U.S. Will Briefly Stop Persecuting Reporters to Host World Press Freedom Day
The State Department just announced that Washington, D.C., will host the United Nations' 2011 World Press Freedom Day celebration, which honors the capacity for states to criminally prosecute and relentlessly seek to silence web sites that publish illegal information.
At a time when Attorney General Eric Holder is pursuing an active criminal investigation into Wikileaks and its founder Julian Assange for publishing State Department cables, when Sen.

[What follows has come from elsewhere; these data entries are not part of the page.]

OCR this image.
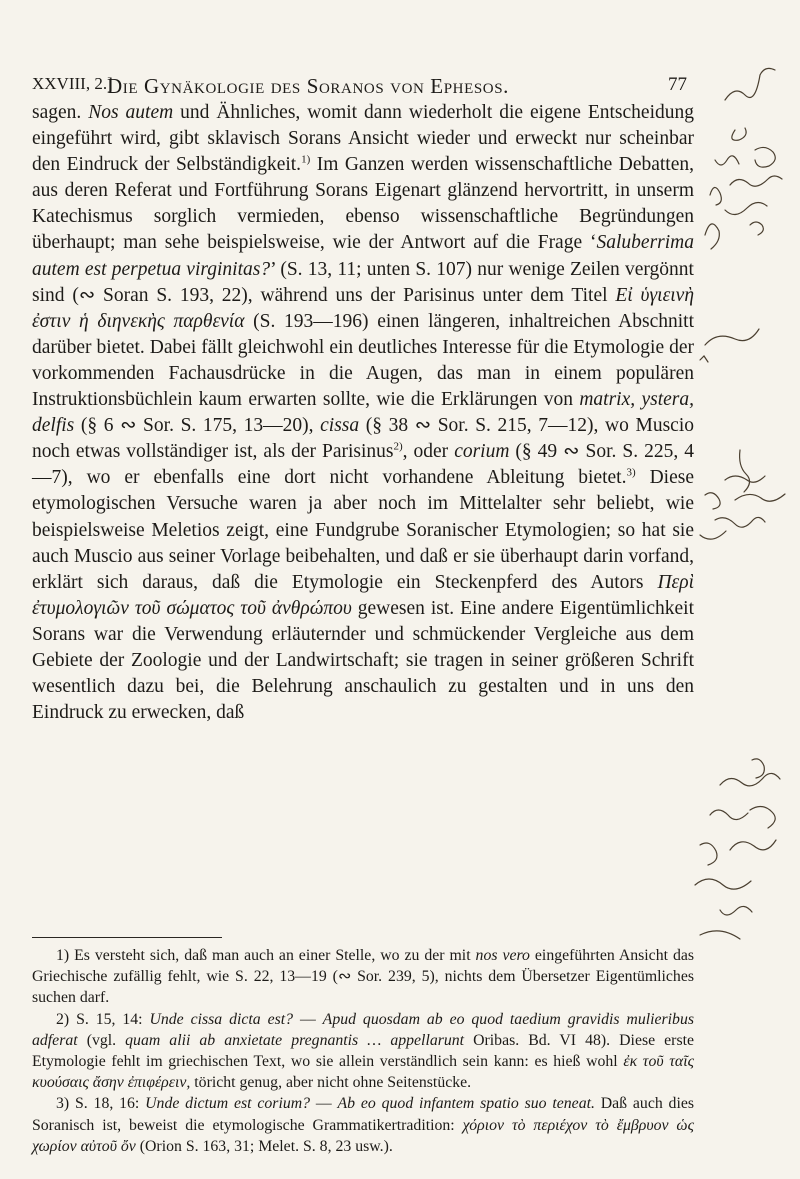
XXVIII, 2.]
Die Gynäkologie des Soranos von Ephesos.	77

sagen. Nos autem und Ähnliches, womit dann wiederholt die eigene Entscheidung eingeführt wird, gibt sklavisch Sorans Ansicht wieder und erweckt nur scheinbar den Eindruck der Selbständigkeit.$^{1)}$ Im Ganzen werden wissenschaftliche Debatten, aus deren Referat und Fortführung Sorans Eigenart glänzend hervortritt, in unserm Katechismus sorglich vermieden, ebenso wissenschaftliche Begründungen überhaupt; man sehe beispielsweise, wie der Antwort auf die Frage ‘Saluberrima autem est perpetua virginitas?’ (S. 13, 11; unten S. 107) nur wenige Zeilen vergönnt sind (∾ Soran S. 193, 22), während uns der Parisinus unter dem Titel Εἰ ὑγιεινὴ ἐστιν ἡ διηνεκὴς παρθενία (S. 193—196) einen längeren, inhaltreichen Abschnitt darüber bietet. Dabei fällt gleichwohl ein deutliches Interesse für die Etymologie der vorkommenden Fachausdrücke in die Augen, das man in einem populären Instruktionsbüchlein kaum erwarten sollte, wie die Erklärungen von matrix, ystera, delfis (§ 6 ∾ Sor. S. 175, 13—20), cissa (§ 38 ∾ Sor. S. 215, 7—12), wo Muscio noch etwas vollständiger ist, als der Parisinus$^{2)}$, oder corium (§ 49 ∾ Sor. S. 225, 4—7), wo er ebenfalls eine dort nicht vorhandene Ableitung bietet.$^{3)}$ Diese etymologischen Versuche waren ja aber noch im Mittelalter sehr beliebt, wie beispielsweise Meletios zeigt, eine Fundgrube Soranischer Etymologien; so hat sie auch Muscio aus seiner Vorlage beibehalten, und daß er sie überhaupt darin vorfand, erklärt sich daraus, daß die Etymologie ein Steckenpferd des Autors Περὶ ἐτυμολογιῶν τοῦ σώματος τοῦ ἀνθρώπου gewesen ist. Eine andere Eigentümlichkeit Sorans war die Verwendung erläuternder und schmückender Vergleiche aus dem Gebiete der Zoologie und der Landwirtschaft; sie tragen in seiner größeren Schrift wesentlich dazu bei, die Belehrung anschaulich zu gestalten und in uns den Eindruck zu erwecken, daß

1) Es versteht sich, daß man auch an einer Stelle, wo zu der mit nos vero eingeführten Ansicht das Griechische zufällig fehlt, wie S. 22, 13—19 (∾ Sor. 239, 5), nichts dem Übersetzer Eigentümliches suchen darf.

2) S. 15, 14: Unde cissa dicta est? — Apud quosdam ab eo quod taedium gravidis mulieribus adferat (vgl. quam alii ab anxietate pregnantis … appellarunt Oribas. Bd. VI 48). Diese erste Etymologie fehlt im griechischen Text, wo sie allein verständlich sein kann: es hieß wohl ἐκ τοῦ ταῖς κυούσαις ἄσην ἐπιφέρειν, töricht genug, aber nicht ohne Seitenstücke.

3) S. 18, 16: Unde dictum est corium? — Ab eo quod infantem spatio suo teneat. Daß auch dies Soranisch ist, beweist die etymologische Grammatikertradition: χόριον τὸ περιέχον τὸ ἔμβρυον ὡς χωρίον αὐτοῦ ὄν (Orion S. 163, 31; Melet. S. 8, 23 usw.).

Joe Lieberman is bullying companies into refusing to do business with them, and when the entire federal bureaucracy has lapsed into a childish conniption designed to prevent government employees from becoming contaminated with the information contained in the cables, the U.S. is inviting governments and reporters from around the globe to celebrate press freedoms.
Someone forgot to read the press release before sending it out, because we're pretty sure State Department spokesman P.J. Crowley, whose colleague was warning Gawker last week that no Americans should be "propagating" the cables by writing about them online, is really "concerned about the determination of some governments to censor and silence individuals, and to restrict the free flow of information." Nor is he really that excited about how "new media has empowered citizens around the world to report on their circumstances, express opinions on world events, and exchange information in environments sometimes hostile to such exercises of individuals' right to freedom of expression."
Or maybe they just hope Assange will be stupid enough to show up?